Пока говорил переводчик, русский стоял неподвижно, сохраняя на лице абсолютно бесстрастное выражение.
Это обращение, естественно, не могло меня запугать. Намерение бежать было твердым, и все угрозы отскакивали от него, как горох от стенки. Никакие разговоры об адских муках не могли поколебать мою решимость. Выигрывает только тот, кто ставит на карту все, и я сделаю это без малейших колебаний и промедления. Смехотворно было все, что говорил этот русский! Он что, не был на войне? Он сам разве не оказывался постоянно в положении «или – или»? Разве не лежали мы часами под убийственным огнем, ожидая, что каждую секунду нас может разнести в клочья? И разве здесь невозможно решиться на прыжок? Нет, это и в самом деле было смешно! Но внешне я согласился с комендантом, скорчил серьезную мину, а потом даже говорил товарищам, что было бы чистейшим безумием пытаться бежать отсюда. О, я знал, что делаю. Я непременно хотел быть первым!

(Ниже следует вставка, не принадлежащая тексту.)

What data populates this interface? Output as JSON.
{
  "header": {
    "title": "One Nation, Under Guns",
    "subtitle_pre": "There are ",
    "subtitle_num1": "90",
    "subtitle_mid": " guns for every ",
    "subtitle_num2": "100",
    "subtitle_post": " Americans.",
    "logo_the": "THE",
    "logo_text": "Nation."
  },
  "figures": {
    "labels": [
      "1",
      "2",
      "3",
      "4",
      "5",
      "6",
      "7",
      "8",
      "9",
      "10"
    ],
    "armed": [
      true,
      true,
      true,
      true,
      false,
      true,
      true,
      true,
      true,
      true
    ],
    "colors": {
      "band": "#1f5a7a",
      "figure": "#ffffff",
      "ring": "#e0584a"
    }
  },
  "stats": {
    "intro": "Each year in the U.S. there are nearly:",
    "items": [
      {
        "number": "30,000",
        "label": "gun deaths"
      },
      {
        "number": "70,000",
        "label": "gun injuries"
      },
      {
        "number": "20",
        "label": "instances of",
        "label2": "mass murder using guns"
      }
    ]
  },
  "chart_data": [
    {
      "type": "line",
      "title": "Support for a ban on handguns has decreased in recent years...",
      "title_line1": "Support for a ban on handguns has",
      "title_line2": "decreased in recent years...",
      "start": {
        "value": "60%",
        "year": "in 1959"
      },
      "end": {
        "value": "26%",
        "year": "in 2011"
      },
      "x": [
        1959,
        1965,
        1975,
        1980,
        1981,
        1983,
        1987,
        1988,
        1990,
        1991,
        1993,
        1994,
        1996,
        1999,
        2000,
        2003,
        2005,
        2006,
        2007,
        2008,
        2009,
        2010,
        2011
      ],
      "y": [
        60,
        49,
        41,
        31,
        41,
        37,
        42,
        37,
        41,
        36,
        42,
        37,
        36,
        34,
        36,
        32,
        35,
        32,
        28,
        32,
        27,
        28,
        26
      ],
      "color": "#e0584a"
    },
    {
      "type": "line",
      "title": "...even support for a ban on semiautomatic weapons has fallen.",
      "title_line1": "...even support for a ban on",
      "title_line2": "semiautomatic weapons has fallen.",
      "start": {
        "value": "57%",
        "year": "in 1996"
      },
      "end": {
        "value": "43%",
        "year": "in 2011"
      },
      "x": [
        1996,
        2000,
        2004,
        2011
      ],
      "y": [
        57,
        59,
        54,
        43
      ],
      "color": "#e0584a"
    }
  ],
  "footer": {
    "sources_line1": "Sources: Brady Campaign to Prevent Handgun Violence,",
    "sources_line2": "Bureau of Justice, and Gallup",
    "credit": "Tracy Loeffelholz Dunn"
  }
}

На следующее утро мы вышли на работу в сопровождении русских конвоиров. Нас привели на большую делянку. С делянки в горы уходила железнодорожная колея длиной восемь километров. Часть людей осталась внизу, а остальных погрузили на платформы и неспешно повезли в гору. Поезд остановился на опушке густого леса. Здесь нам и предстояло работать. Когда сегодня я оглядываюсь на прошлое и вызываю в памяти эту картину, снова вспоминаю согбенные фигуры выбивавшихся из сил людей, вспоминаю, как они кряхтели и кашляли, как изо рта судорожно вырывались облака белого пара, я снова переживаю унижения того рабства, в которое я тогда попал. Я снова чувствую невыносимо тяжкое ярмо. За каждой тележкой шли русские конвоиры, кричавшие: «Давай, давай, давай!», видя, что кто-то слабеет и едва держится на ногах. Этот крик до сих пор стоит у меня в ушах и продолжает резать слух. Этот крик преследовал меня во сне. «Давай, давай, давай! Быстро, быстро!» Мы слышали этот крик ежедневно и беспрерывно. Здесь мы были не просто пленными, здесь мы стали рабами, которые должны были вкалывать, работать и пахать до полного изнеможения. Здесь нам показали, почему нам еще давали хлеб и почему вообще оставили в живых: для подневольного труда, который стал единственным смыслом нашего существования. Тем не менее я прошу тебя, читатель, не понять меня превратно: я не хочу проклинать русских. В таких вещах нет правых и виноватых. Кроме невероятно жестоких часто попадались добродушные, все понимавшие и даже сердечно относившиеся к нам конвоиры. Да у нас и нет права за что-либо осуждать русских. Я далек от мысли рисовать русских людей черной краской. Слишком часто наши суждения зависимы, слишком часто способность к ним затуманивается телесными страданиями. Мы, безусловно, должны ненавидеть то, что происходило тогда с нами! Это следствие войны.